Strong us economic growth expected in fourth quarter outlook dimmed

WASHINGTON, 26. January (Reuters) – The U.S. economy likely maintained its strong pace of growth in the fourth quarter as consumers boosted spending on goods, but momentum appears to have slowed considerably toward the end of the year as higher interest rates curb demand.

The Commerce Department's early fourth-quarter gross domestic product report could mark the last quarter of solid growth before the delayed effects of the Federal Reserve's fastest monetary tightening cycle since the 1980s kick in. Most economists expect a recession in the second half of the year, albeit mild compared to previous downturns.

Retail sales have weakened sharply over the past two months, and manufacturing appears to have joined housing in the recession. While the labor market remains strong, business sentiment continues to cloud, which could ultimately hurt the hiring rate.

"This looks like it could be the last really positive, strong quarterly print we'll see for a while," said Sam Bullard, senior economist at Wells Fargo Securities in Charlotte, North Carolina. "The markets and most people will go through this number. Recent data suggest that economic momentum is slowing further."

According to a Reuters poll of economists, GDP growth likely rose 2.6% annualized in the latest quarter after accelerating 3.2% in the third quarter. Estimates have ranged from 1.1% to 3.7%.

Robust growth in the second half of the year would offset the 1.1% decline in the first six months of the year.

Full-year growth is expected to be about 2.1%, down from 5.9% in 2021. The Fed raised its benchmark interest rate by 425 basis points last year from near zero to a range of 4.25% to 4.50%, the highest since late 2007.

Consumer spending, which accounts for more than two-thirds of U.S. economic activity, is expected to have grown faster than the 2.3% rate recorded in the third quarter. That would mainly reflect an increase in goods spending early in the quarter.

Spending was supported by the resilience of the labor market as well as excess savings accumulated during the COVID-19 pandemic. But demand for durable manufactured goods, which are mostly bought on credit, has stalled, and some households, especially low-income ones, have depleted their savings.

Economic growth also likely received a boost from business spending on equipment, intellectual property and nonresidential buildings. But as demand for goods fell, corporate spending also lost some luster at the end of the fourth quarter.

Despite clear signs of a weak transition into 2023, some economists are cautiously optimistic that the economy will avoid an outright recession, but rather suffer a rolling downturn in which sectors decline sequentially rather than all at once.


They argue that because of advances in technology and Federal Reserve transparency, monetary policy is now acting with less of a lag than before, which they believe has led financial markets and the real economy to act in anticipation of rate hikes.

"We will continue to have positive GDP numbers," said Sung Won Sohn, finance and economics professor at Loyola Marymount University in Los Angeles. "The reason for this is that the sectors are taking turns falling off, not declining at the same time.
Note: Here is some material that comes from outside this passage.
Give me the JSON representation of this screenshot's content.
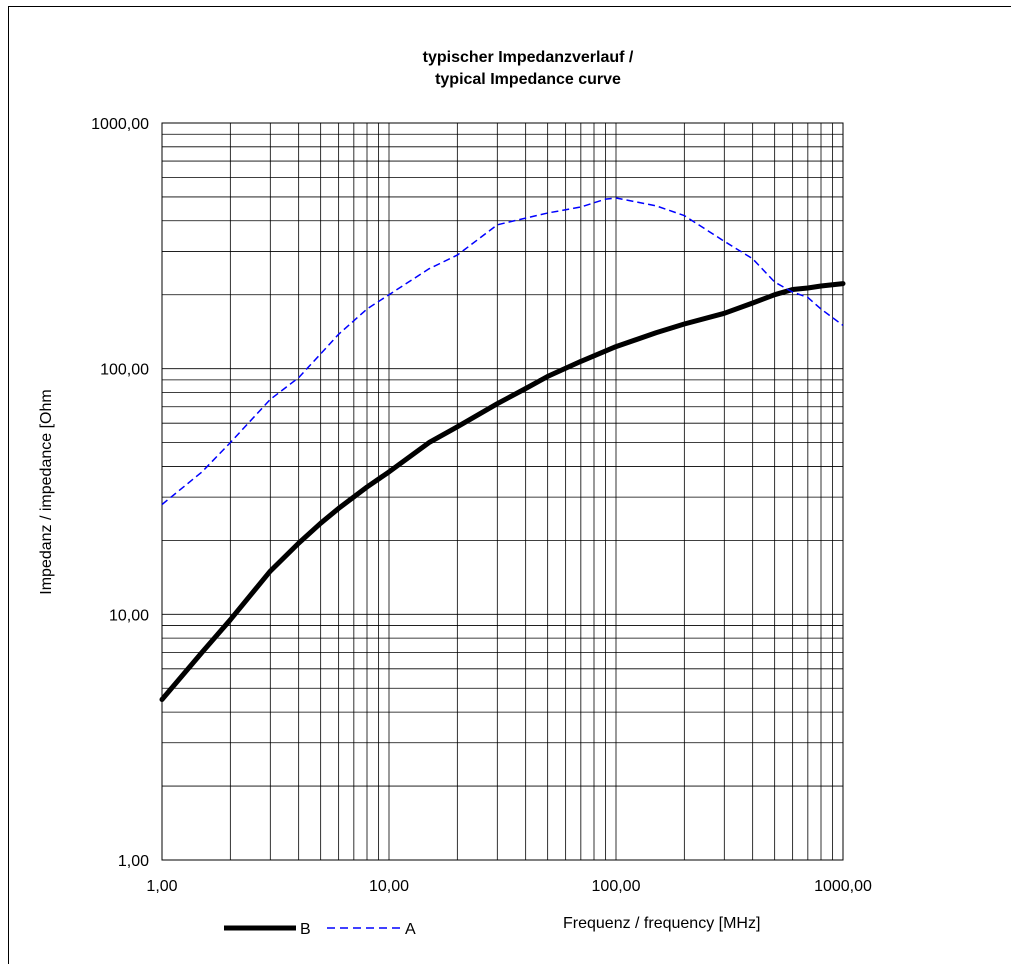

The rolling recession started with housing, and now we're seeing the next phase related to consumer spending."

Indeed, factory output has fallen sharply for two months in a row amid slumping demand for goods. Job cuts in the tech sector were also seen as weakening corporate capital spending cuts.

While housing starts likely suffered their seventh consecutive quarterly decline, which would be the longest such decline since the collapse of the housing bubble that triggered the Great Recession, there are signs that the housing market may be stabilizing. Mortgage rates are trending downward as the Fed slows the pace of its rate hikes.

Inventory accumulation contributed to GDP last quarter, but as demand slows, companies are likely to focus on reducing inventories rather than placing new orders, which would undermine growth in coming quarters.

Trade, which accounted for the bulk of GDP growth in the third quarter, either made a small contribution or detracted from GDP growth. Strong growth is expected from government spending.

While the labor market has proven remarkably resilient so far, economists argue that worsening business conditions will force companies to hire fewer and lay off workers.

Companies outside the tech industry, as well as interest-rate-sensitive sectors such as housing and finance, are hoarding labor after struggling to find workers during the pandemic.

According to a Reuters poll of economists, a separate Labor Department report on Thursday is expected to show that initial claims for state unemployment benefits for the week ended 21. January to a seasonally adjusted 205.000 have risen from 190.000 in the previous week.

"We expect initial jobless claims to rebound at some point after their recent decline, which will be accompanied by an eventual drop in payrolls and an increase in the unemployment rate," said Kevin Cummins, chief economist at NatWest Markets in Stamford, Conn. "In turn, we expect spending to slow as consumers will be less willing to draw down savings in the face of a deteriorating labor market."